- Born: 3 October 1936 Chlumec nad Cidlinou, Czechoslovakia
- Died: 11 January 2025 (aged 88) Prague, Czech Republic
- Education: Academy of Performing Arts in Prague
- Occupations: Conductor, Teacher
- Children: 1

= Mario Klemens =

Czech conductor (1936–2025)

Mario Klemens (3 October 1936 – 11 January 2025) was a Czech conductor and educator of conducting. He was a conductor for the Film Symphony Orchestra.

==Life==
Klemens was born on 3 October 1936 in Chlumec nad Cidlinou. He was awarded 1st mention at the 1966 International Besançon Competition for Young Conductors (no first prize was awarded that year).

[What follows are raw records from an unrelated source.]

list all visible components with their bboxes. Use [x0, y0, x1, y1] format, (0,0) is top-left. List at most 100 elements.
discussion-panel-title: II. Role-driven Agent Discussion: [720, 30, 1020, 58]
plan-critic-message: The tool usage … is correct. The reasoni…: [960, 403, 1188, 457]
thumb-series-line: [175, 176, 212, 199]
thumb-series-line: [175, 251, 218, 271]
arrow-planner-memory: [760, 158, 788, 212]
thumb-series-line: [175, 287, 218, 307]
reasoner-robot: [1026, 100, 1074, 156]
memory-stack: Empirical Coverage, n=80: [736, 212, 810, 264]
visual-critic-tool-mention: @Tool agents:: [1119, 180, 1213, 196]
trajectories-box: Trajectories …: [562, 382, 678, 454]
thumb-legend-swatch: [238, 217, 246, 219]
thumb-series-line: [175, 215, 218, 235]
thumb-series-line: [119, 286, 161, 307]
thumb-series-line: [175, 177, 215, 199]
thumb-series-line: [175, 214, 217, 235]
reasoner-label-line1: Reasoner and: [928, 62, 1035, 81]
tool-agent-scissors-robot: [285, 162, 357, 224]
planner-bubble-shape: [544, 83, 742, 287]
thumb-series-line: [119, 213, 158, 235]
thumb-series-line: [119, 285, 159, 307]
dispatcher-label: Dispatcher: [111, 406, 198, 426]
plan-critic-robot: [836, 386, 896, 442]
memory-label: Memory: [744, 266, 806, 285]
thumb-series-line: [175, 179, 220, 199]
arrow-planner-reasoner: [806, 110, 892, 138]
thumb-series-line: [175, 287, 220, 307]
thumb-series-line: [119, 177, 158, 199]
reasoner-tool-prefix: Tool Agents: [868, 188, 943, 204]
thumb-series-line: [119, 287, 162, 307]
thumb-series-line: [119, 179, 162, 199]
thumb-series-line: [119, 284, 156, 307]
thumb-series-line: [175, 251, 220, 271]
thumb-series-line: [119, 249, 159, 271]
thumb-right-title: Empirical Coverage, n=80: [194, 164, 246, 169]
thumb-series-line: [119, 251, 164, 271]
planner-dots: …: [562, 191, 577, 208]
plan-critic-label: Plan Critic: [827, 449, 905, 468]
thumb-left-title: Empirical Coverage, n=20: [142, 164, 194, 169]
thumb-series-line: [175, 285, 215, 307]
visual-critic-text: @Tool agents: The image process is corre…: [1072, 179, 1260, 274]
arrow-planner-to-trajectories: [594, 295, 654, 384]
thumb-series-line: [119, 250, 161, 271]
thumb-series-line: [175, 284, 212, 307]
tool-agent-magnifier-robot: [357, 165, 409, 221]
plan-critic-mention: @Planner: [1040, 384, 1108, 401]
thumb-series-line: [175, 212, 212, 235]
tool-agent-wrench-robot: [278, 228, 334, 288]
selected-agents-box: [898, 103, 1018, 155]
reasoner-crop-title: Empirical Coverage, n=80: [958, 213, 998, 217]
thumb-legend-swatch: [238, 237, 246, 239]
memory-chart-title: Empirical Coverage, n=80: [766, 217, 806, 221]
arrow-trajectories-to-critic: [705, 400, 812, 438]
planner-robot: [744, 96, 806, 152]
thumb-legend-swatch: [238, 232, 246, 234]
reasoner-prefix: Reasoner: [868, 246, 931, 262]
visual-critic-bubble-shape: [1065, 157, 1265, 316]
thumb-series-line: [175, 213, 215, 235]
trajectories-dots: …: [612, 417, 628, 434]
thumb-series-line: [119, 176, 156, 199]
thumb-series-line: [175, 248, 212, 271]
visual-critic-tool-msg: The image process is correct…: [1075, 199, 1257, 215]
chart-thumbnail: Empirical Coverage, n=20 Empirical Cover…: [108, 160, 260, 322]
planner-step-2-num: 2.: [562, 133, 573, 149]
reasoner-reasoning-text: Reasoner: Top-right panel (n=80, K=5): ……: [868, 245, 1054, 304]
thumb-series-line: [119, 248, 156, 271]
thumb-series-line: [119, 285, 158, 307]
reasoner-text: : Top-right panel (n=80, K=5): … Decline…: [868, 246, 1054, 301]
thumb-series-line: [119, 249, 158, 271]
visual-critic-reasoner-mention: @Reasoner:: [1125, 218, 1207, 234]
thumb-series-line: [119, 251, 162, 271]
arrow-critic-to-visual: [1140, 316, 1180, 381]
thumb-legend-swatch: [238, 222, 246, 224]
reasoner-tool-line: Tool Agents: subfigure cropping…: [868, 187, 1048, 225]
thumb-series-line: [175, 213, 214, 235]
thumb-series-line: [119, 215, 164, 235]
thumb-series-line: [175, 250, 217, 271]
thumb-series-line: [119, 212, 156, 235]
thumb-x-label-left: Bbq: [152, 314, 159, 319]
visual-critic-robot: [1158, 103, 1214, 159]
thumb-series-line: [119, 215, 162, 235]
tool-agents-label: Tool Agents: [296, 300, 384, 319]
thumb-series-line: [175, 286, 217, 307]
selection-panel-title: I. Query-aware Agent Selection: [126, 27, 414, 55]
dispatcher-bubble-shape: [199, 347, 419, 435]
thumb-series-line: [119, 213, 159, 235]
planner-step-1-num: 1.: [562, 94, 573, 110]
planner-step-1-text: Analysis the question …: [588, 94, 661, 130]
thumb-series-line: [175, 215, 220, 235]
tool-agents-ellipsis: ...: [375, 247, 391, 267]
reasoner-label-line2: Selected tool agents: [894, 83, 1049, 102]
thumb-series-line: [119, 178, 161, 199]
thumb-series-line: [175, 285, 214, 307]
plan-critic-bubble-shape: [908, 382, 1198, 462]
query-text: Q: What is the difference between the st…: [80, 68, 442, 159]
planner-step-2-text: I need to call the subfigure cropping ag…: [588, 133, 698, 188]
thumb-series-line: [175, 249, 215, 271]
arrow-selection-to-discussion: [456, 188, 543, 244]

In 1967, he graduated in conducting from the Academy of Performing Arts in Prague. With the Film Symphony Orchestra, has recorded music for more than 150 films.

He died on 11 January 2025, at the age of 88. On 22 January 2025, the Czech Film and Television Academy announced, that he would be awarded the Czech Lion Award for Unique Contribution to Czech Film, together with Czech film director, actor and screenwriter Karel Smyczek.

His son Adam Klemens (born 1967) is a Czech composer and also conductor.